Там обнаружилась человеческая девочка лет восьми: тощая, с неопрятной кудлатой косицей, босая и в страннейшем наряде.
2
В Лена Игел нищих нет, знают все в Приводье. Относительно малоимущие люди встречались Штиллеру в деревнях Еремайе, в рыбацких сёлах, в Нижнем Михине, даже в Амао – городе богатом, драконьей вотчине. Но в столице он поверил бы скорее в лещей, торгующих сушёными гномами. Увязшим в долгах неожиданно доставалось небольшое наследство, сироты находили клады на чердаках, на разорившихся ремесленников сваливались дорогие заказы. Самый ленивый, переходя вброд Подмостье, вынимал из сапога костяную плотву, за которую на базаре давали не менее сотни монет. Домоседы давились золотом, невесть как оказавшимся на дне пивной кружки.
А между тем именно нищей, чудовищно обносившейся девчонка и выглядела. Её вязаное пальтишко сплошь покрывали узелки, стягивающие разорванные нитки. Словно некто отчаялся залатать худую ткань и старался по возможности скрутить торчащую гнилую бахрому, чтоб прикрыть дыры. Мрачное это было зрелище: и жалкое одеяние ребёнка, и весь его потерянный, горестный вид. Казалось, даже если вымыть и переодеть девочку, то стоит отвести от неё на мгновение взгляд – и кожу сама собой покроет грязь, а новое платье зарастёт узелками.

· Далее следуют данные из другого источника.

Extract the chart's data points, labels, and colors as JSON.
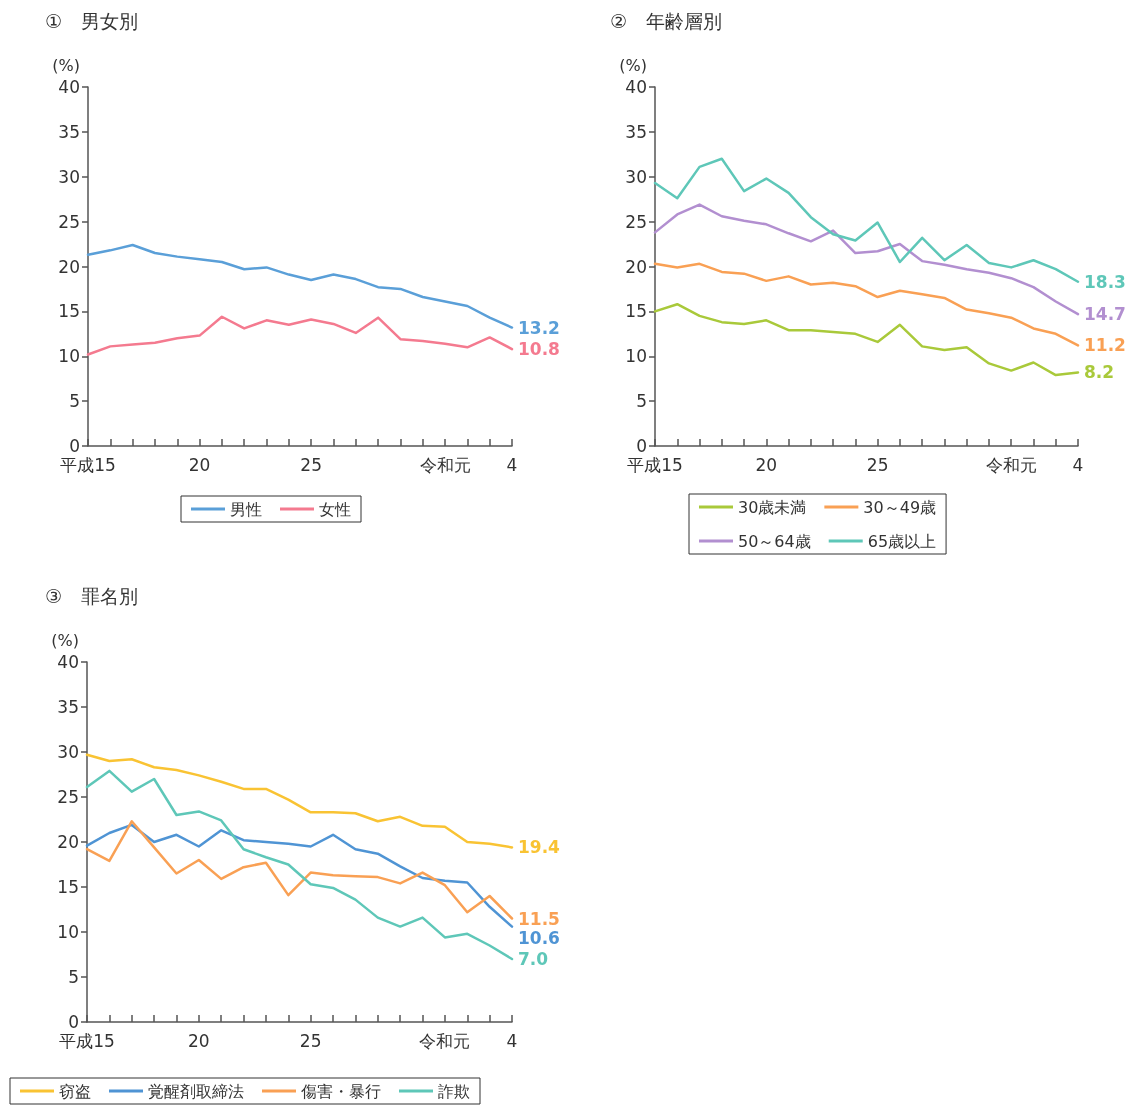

– Эй, – выговорил с трудом Рен, единственный сын своих родителей, не представляющий, как говорят с малышами, – ты прячешься? Или потерялась?
Девчонка помотала косицей туда-сюда и стала копаться в узелках, медленно сплетая их в некую сложную конструкцию.
– А что домой не идёшь? Отец с матерью, наверное, ищут, волнуются?
Опять головёнкой покачала. Нет, значит, не ищут.
– Хм… Что это они так? – совсем расстроился Рен. – Есть хочешь? – он подвинул к себе плошку с остатками похлёбки, запустил в неё ложку и обернулся к хозяину «Рыбы». – Эм-м… Ларс! Мне бы ещё бы одну краюху, на донышке поскрести.
Трактирщик подошёл поближе, вздыхая в ожидании неприятностей, и тоже заглянул под стол.
– А! – удивился он, явно обнаружив совсем не то, что опасался увидеть. – Ненка! Брысь отсюда! Сеструха заругается, что ты сюда одна ходишь. Знаешь, какой народ у меня бывает? А что я матери твоей обещал, помнишь? Давай, хоп-хоп домой, пока я добрый, а то за шкварник вынесу.